Over the years of going to the workshop to design, cut, plane, straighten, drill and mortise, rout, sand, glue, assemble, and finish whatever project I am working on, I virtually always make a mistake or have an unfortunate slip-up in the process. With wood this eventuality is inevitable in the non-production home shop, at least with me, a non-professional who rarely produces more than one of any piece I make. Every piece has its own challenges, and without repetition over and over to streamline production and iron out problems, mistakes in those pieces are bound to happen.

Some woodworkers make a prototype of a piece from cheaper wood as a way to mitigate potential problems when they plan to use more expensive wood for the actual piece. When I was helping my son with his Eagle project several years ago, we did just that. The project was a group of six portable desks for social workers doing entrance interviews at a local shelter for battered women and children, as well as three smaller desks for the children who stayed there. The prototype was fabricated from some cheap plywood I had in the shop (I still use that desk!) and then we used the experience of making the prototype to adjust the design for production out of more expensive Baltic birch plywood with a Formica top. Mistakes still happened, but they were small, not catastrophic, and the resulting desks were uniformly beautiful, and much appreciated and used by the shelter.


Alas, that is not the norm for me. I usually conceive of a project in my head, get design ideas from the internet, make a sketch in a notebook, write out lengths and widths of wood parts I will need, then get to work. Over the course of the project, the nature of the wood on hand, my ongoing visualization of the finished product as to simplifications or complications for functionality and/or aesthetics, as well as the inevitable mistakes, often lead to a result that is certainly different from the idea I got from the internet, but also quite different from the initial sketch I made of the piece. Yet the result is almost always more beautiful than the initial conception.

A case in point is the bed I made for our master bedroom last year. I’d been wanting to make a bed for years and finally had some time and some nice rough oak boards that I thought would create a distinctive piece of furniture. I knew my skills lent themselves to a Craftsman type design with straight lines and mortise-and-tenon joinery, but I did not want the result to be to heavy looking. So I found a bed online that looked nice and used the dimensions as a start. What I ended up with was something that has no apparent relationship with that piece. In effect, my final product looks simpler, but is actually more complex than that piece, not to mention a vastly different look. The wood I had on hand was one factor, but I almost immediately morphed the piece in my head to a more traditional Craftsman piece, but with a central floating panel in the middle of the headboard based on our bed at the time, and started the cutting. I quickly nixed the floating panel, but retained the large central panel idea flanked by narrower vertical slats. For stability, I opted to cut dovetailed half-laps for the joinery of the panel and slats. Then a dinner guest suggested I display the dovetails, instead of hiding them. I knew exposing the dovetails was a great idea, but that the work would be much more time-consuming and fraught with potential errors. I was right. Thank goodness for wood filler.
Thus far everything was going swimmingly. I had the side rails done and the 4” square legs of a cedar core surrounded by ¾” oak, as well as the top and bottom rails of the headboard. I then glued up two wide oak boards for that central panel, but somewhere along the way it fell off of my bench and receive a gashing blow that no wood filler could cover (I tried). Not to be dissuaded, I continued with construction as I thought of a solution. Then one day, my eye alighted on a walnut board I had lying in the shop, and the idea for walnut inlays to cover the gash entered my mind. I had never done inlay before, but this was a great time to try. I used the very template for the dovetail half-laps to cut out bow-tie shaped inserts on my bandsaw. Carving out the space for the inserts was testing, but the result was stunning and gave the bed a distinctive look it never would have had if not for the mishap.

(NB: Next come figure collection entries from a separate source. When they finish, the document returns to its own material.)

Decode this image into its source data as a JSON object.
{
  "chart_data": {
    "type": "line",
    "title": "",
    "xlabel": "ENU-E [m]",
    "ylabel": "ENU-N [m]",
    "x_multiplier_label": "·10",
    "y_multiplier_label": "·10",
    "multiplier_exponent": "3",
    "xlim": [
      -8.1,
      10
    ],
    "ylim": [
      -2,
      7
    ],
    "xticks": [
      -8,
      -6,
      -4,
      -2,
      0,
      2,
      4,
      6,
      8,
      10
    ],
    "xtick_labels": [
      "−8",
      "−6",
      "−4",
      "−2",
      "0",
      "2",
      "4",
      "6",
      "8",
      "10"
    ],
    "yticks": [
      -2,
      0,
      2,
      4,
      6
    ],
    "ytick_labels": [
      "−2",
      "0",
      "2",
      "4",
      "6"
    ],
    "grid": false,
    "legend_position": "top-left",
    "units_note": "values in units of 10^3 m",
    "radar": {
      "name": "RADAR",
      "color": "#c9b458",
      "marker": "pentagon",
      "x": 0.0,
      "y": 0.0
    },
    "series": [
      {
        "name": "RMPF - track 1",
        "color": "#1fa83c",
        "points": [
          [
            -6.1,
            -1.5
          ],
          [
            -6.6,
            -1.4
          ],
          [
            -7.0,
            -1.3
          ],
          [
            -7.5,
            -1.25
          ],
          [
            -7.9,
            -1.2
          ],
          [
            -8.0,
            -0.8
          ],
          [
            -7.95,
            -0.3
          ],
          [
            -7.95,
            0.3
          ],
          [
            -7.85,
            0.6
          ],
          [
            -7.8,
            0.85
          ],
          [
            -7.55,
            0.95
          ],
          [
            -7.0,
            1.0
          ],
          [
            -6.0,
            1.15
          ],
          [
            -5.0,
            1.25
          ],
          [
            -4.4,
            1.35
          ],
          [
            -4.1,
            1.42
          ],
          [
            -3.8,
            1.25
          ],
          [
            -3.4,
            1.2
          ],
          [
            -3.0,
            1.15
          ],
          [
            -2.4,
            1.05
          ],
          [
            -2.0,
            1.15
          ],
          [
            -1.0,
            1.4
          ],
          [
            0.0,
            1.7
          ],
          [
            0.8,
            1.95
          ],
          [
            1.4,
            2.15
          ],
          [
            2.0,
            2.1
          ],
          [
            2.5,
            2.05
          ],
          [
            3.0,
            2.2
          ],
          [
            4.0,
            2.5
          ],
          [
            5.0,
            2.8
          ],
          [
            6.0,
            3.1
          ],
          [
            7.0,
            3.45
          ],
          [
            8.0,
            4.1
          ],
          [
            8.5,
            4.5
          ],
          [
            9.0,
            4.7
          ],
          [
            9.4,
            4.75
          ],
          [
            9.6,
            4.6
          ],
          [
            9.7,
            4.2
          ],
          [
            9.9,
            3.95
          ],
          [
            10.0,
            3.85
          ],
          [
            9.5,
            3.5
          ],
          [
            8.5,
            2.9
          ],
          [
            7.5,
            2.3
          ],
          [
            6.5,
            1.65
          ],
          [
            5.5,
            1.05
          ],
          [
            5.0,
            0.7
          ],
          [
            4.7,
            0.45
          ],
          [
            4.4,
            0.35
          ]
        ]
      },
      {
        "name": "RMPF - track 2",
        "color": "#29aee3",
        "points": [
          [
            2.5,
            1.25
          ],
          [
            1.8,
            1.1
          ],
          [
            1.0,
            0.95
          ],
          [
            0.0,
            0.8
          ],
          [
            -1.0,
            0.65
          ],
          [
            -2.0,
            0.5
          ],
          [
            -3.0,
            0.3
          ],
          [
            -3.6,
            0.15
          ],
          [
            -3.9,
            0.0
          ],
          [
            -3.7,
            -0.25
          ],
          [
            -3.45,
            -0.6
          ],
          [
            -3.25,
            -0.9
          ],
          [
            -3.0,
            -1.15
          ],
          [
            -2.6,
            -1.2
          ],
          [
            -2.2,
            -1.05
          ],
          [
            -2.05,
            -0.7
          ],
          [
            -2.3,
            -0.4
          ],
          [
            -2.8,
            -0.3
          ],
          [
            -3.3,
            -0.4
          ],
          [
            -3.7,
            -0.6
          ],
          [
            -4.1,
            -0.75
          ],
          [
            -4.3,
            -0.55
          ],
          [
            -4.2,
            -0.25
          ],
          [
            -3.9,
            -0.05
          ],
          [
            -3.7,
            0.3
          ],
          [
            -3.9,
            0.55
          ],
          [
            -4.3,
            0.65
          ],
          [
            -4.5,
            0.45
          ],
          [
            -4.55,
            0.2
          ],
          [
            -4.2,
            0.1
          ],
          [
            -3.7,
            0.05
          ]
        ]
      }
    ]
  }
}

As inevitable as mistakes or mishaps are in the shop, they are also inevitable to the human condition. I have often thought of all the personal mistakes I have made in life, many minor but several major ones that had the potential of sending my life off the rails. But a recognition of the mistakes and a trust in God have always resulted in something beautiful that I would not have imagined myself. I do not for a second believe that my poor choices and actions were ordained, but when I made them, God worked that choice or action into an experience that made me wiser in my own choices and in my ability to help others in theirs. I have no doubt that I will make more mistakes, both in my shop and in life, but I am trusting the Master Craftsman to carry out his work in creating something beautiful in his time and way.
Romans 8:28 has always been a favorite scripture of mine and I have found it to work in my life every time I face a mistake with humility and supplication to the Lord.